Continuum Modeling Of Cell-Extracellular Environment Interaction

To perform functions such as proliferation, differentiation, and locomotion, living cells establish stable attachments to the extracellular matrix (ECM) via the formation of specialized receptor mediated contact foci, through which they sense the mechanical stimuli from the ECM and adapt their cytoskeleton structures. The cellular contraction, on the other hand, may induce dramatic structural changes to the local extracellular environment, particularly for the fibrous matrices. The main goal of this thesis is to understand the cell-ECM interaction and cell-cell interaction, which lays the foundation to address the role of mechanical stimuli in several physiological and pathological processes such as cell differentiation, wound healing and tumor metastasis. First, we employ the shear-lag model to quantitatively identify the key parameters affecting the size of focal adhesions, which physically link the cytoskeleton to the ECM and serve as the signal hubs. Next, by extending the SLM to three-dimensional and including the fibrous nature of ECM, we study the cell mechanosensing in non-linear ECMs.
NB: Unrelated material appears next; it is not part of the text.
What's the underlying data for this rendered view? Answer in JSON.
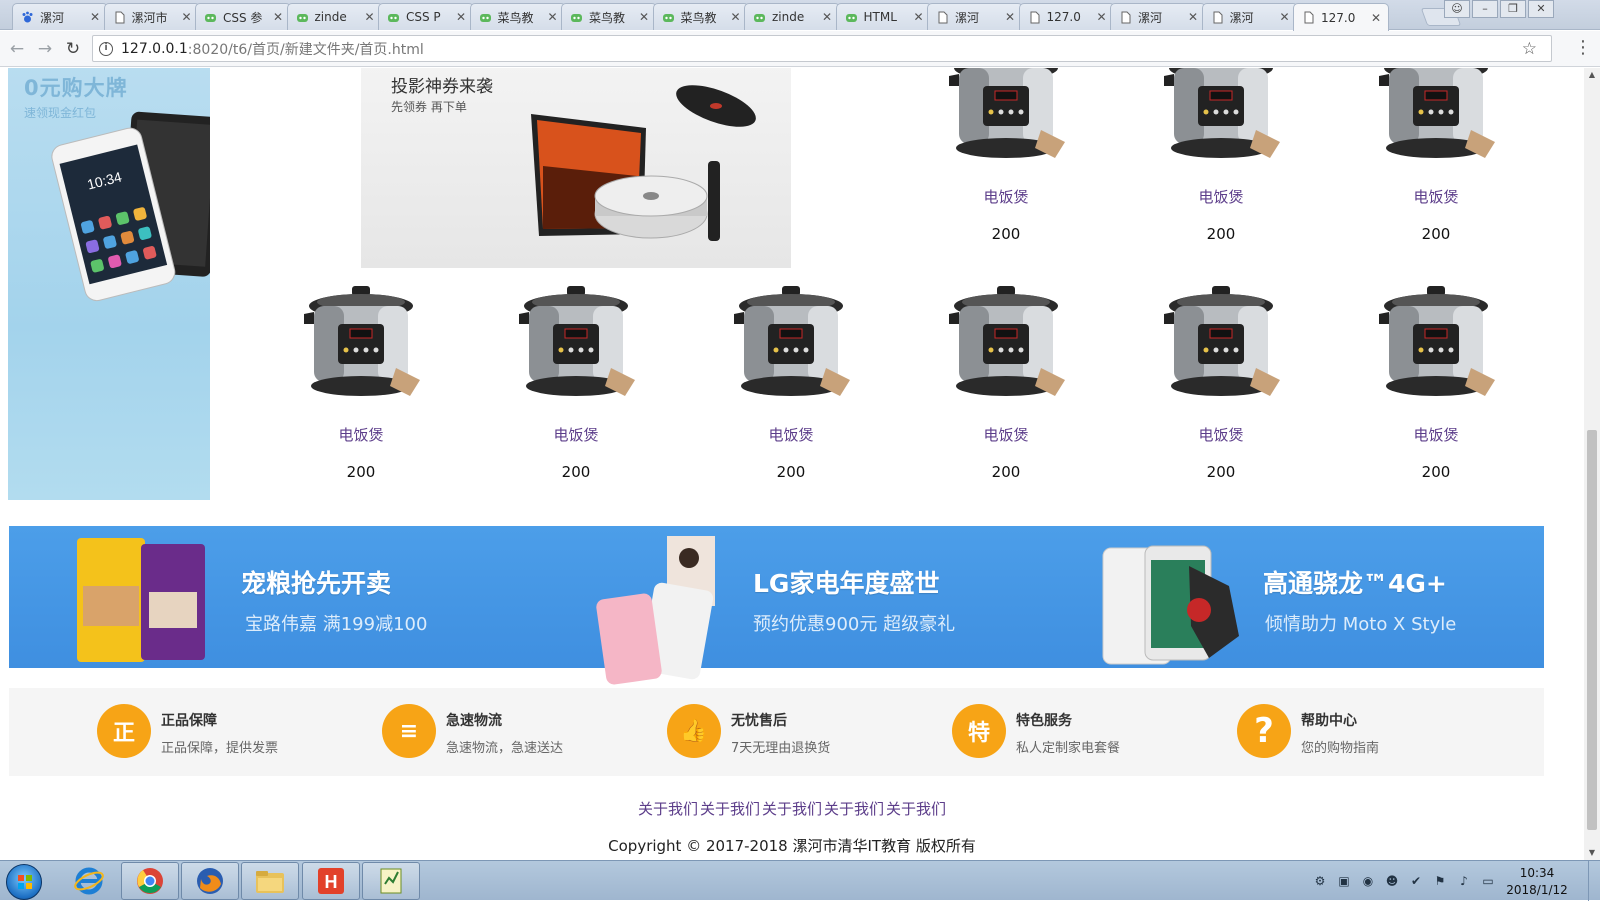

Furthermore, we focus on the whole-cell level and study nuclear morphology and stress during tumor cell transmigration. Notably, our model explains the driving force for tumor cell transmigration and shows potential treatment by preventing cancer cell extravasation. The nuclear morphology and stress predicted by the model lay the foundation to study the anticipated extent of DNA damage during transmigration. Finally, we study the gap formations due to the failure of cell-cell adhesions in endothelium and show that the adaptive cellular contraction plays a crucial role in preventing gap development and preserving the barrier function.